A decisão em questão é de 11 de janeiro de 2023, ou seja, emitida logo após a depredação das sedes dos três poderes em 8 de janeiro, e determina que o escritório do Facebook no Brasil, bem como Twitter, Youtube, Tik Tok, Telegram e Rumble excluam uma série de contas de bolsonaristas. Também determina que mantenham os arquivos dos seus conteúdos para investigações e forneçam dados dos usuários que as criaram.

Entre essas contas, uma série de pessoas que nos meses anteriores aos ataques a Brasília difundiram fake news e teorias conspiratórias bolsonaristas em série, sobretudo as que colocam o sistema eleitoral em xeque. Entre elas estão as dos deputados federais Nikolas Ferreira (PL-MG) e Jose Medeiros (PL-MT), e a do apresentador Monark. Moraes ainda determina multa diária de R$ 100 mil em caso de não cumprimento. O inquérito em questão é o de número 4879, dos atos antidemocráticos.

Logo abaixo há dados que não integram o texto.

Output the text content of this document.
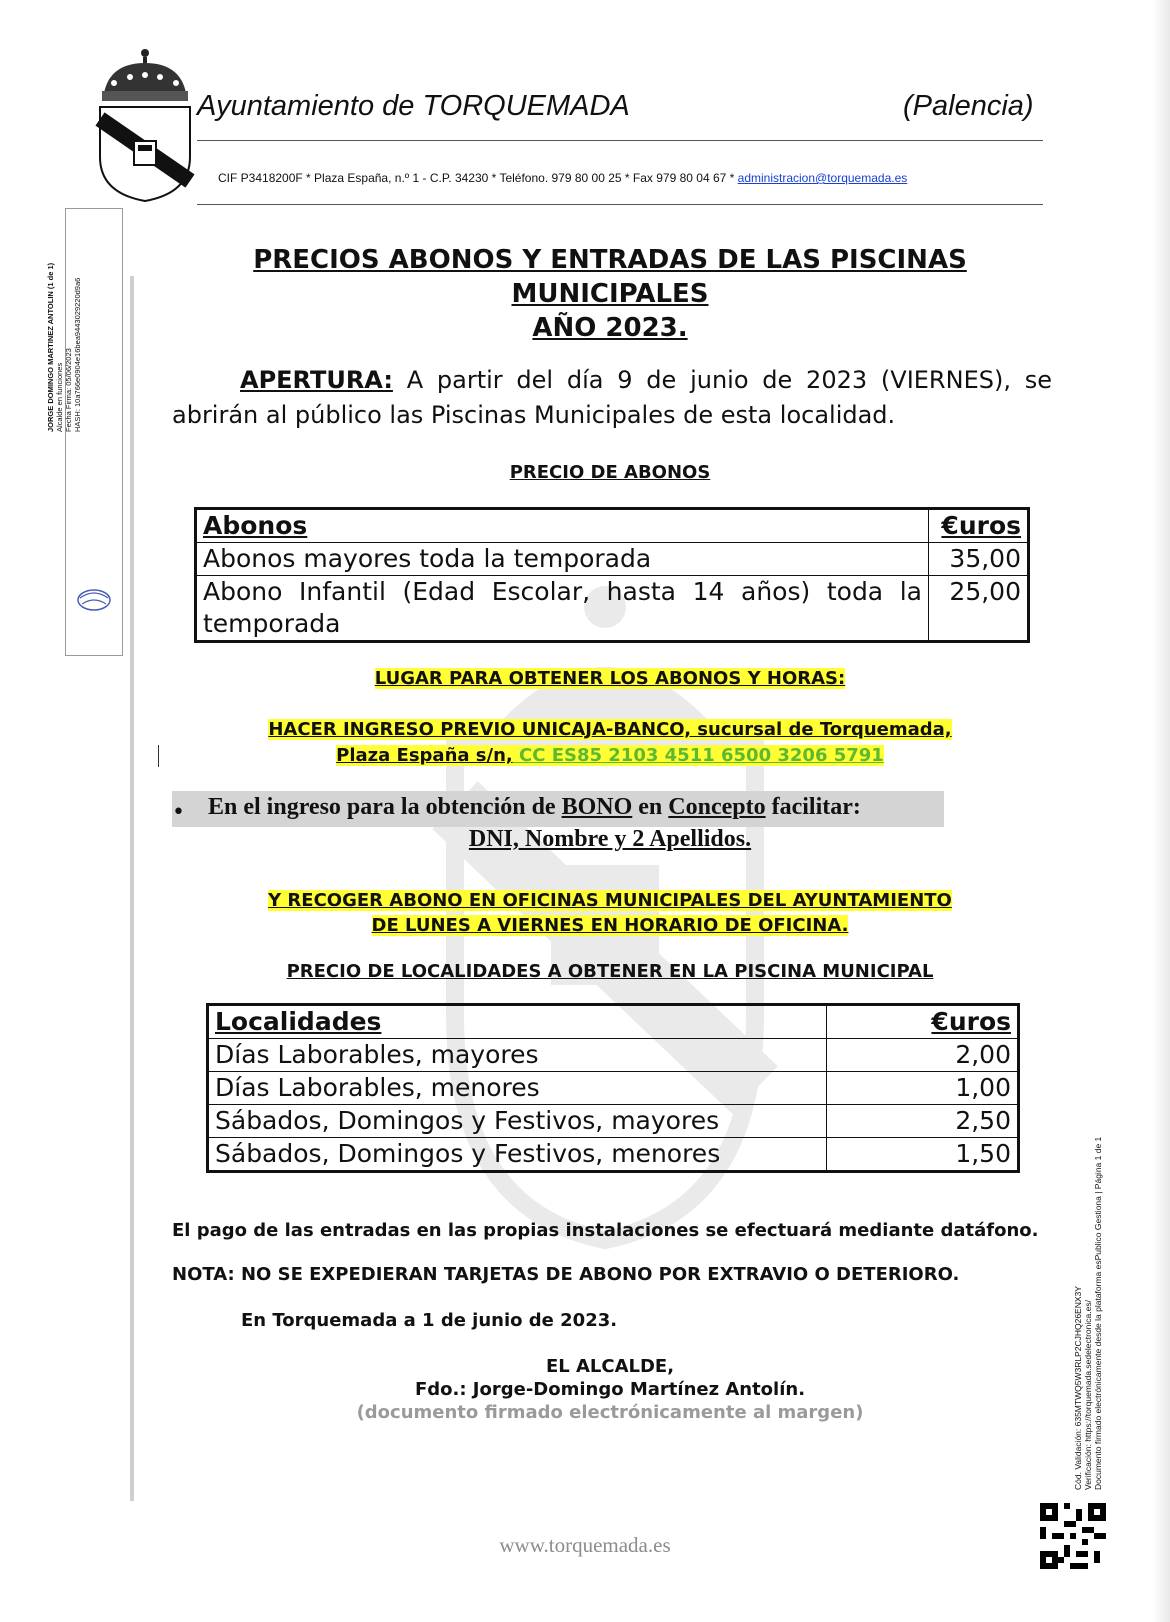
Ayuntamiento de TORQUEMADA	(Palencia)
CIF P3418200F * Plaza España, n.º 1 - C.P. 34230 * Teléfono. 979 80 00 25 * Fax 979 80 04 67 * administracion@torquemada.es
JORGE DOMINGO MARTINEZ ANTOLIN (1 de 1) Alcalde en funciones Fecha Firma: 05/06/2023 HASH: 10a766e0904e16bea9443029220d9a6
Cód. Validación: 635MTWQ5W3RLP2CJHQ26ENX3Y Verificación: https://torquemada.sedelectronica.es/ Documento firmado electrónicamente desde la plataforma esPublico Gestiona | Página 1 de 1
PRECIOS ABONOS Y ENTRADAS DE LAS PISCINAS
MUNICIPALES
AÑO 2023.
APERTURA: A partir del día 9 de junio de 2023 (VIERNES), se abrirán al público las Piscinas Municipales de esta localidad.
PRECIO DE ABONOS
Abonos	€uros
Abonos mayores toda la temporada	35,00
Abono Infantil (Edad Escolar, hasta 14 años) toda la temporada	25,00
LUGAR PARA OBTENER LOS ABONOS Y HORAS:
HACER INGRESO PREVIO UNICAJA-BANCO, sucursal de Torquemada,
Plaza España s/n, CC ES85 2103 4511 6500 3206 5791
• En el ingreso para la obtención de BONO en Concepto facilitar:
DNI, Nombre y 2 Apellidos.
Y RECOGER ABONO EN OFICINAS MUNICIPALES DEL AYUNTAMIENTO
DE LUNES A VIERNES EN HORARIO DE OFICINA.
PRECIO DE LOCALIDADES A OBTENER EN LA PISCINA MUNICIPAL
Localidades	€uros
Días Laborables, mayores	2,00
Días Laborables, menores	1,00
Sábados, Domingos y Festivos, mayores	2,50
Sábados, Domingos y Festivos, menores	1,50
El pago de las entradas en las propias instalaciones se efectuará mediante datáfono.
NOTA: NO SE EXPEDIERAN TARJETAS DE ABONO POR EXTRAVIO O DETERIORO.
En Torquemada a 1 de junio de 2023.
EL ALCALDE,
Fdo.: Jorge-Domingo Martínez Antolín.
(documento firmado electrónicamente al margen)
www.torquemada.es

Até aí, nenhuma novidade. Apesar do inquérito correr em sigilo de Justiça, essa decisão foi tornada pública à época em toda a imprensa nacional. Além disso, a remoção de conteúdos de pessoas investigadas por instigarem a quebra do Estado democrático de Direito faz parte do jogo no Brasil, está dentro da lei. Afinal de contas, é proibido atentar contra a democracia por aqui, ao contrário dos EUA, onde até o nazismo é permitido.

Além disso, é importante destacar que, sim, existe censura e perseguição judicial no Brasil. Só que raramente é perpetrada pelo Supremo, mas por tribunais estaduais sobretudo aqueles que estão sob o guarda-chuva de governadores bolsonaristas. É o caso do Mato Grosso, em que o governador Mauro Mendes (União Brasil) aparelhou a Polícia Civil e a Justiça estadual para perseguir duas dezenas de jornalistas que denunciavam seus desmandos. Nenhum pio de Glenn ou dos revoltadíssimos militantes de extrema direita, nacional ou internacional, sobre a nossa quase versão do caso Julian Assange. Poderia ainda citar o caso da repórter Schirlei Alves, que enfrenta um processo judicial kafkiano que pode levá-la à prisão e obrigá-la a pagar uma irreal multa de R$ 400 mil por expor uma decisão lamentável da Justiça de Santa Catarina acerca de um estupro, mas sigamos.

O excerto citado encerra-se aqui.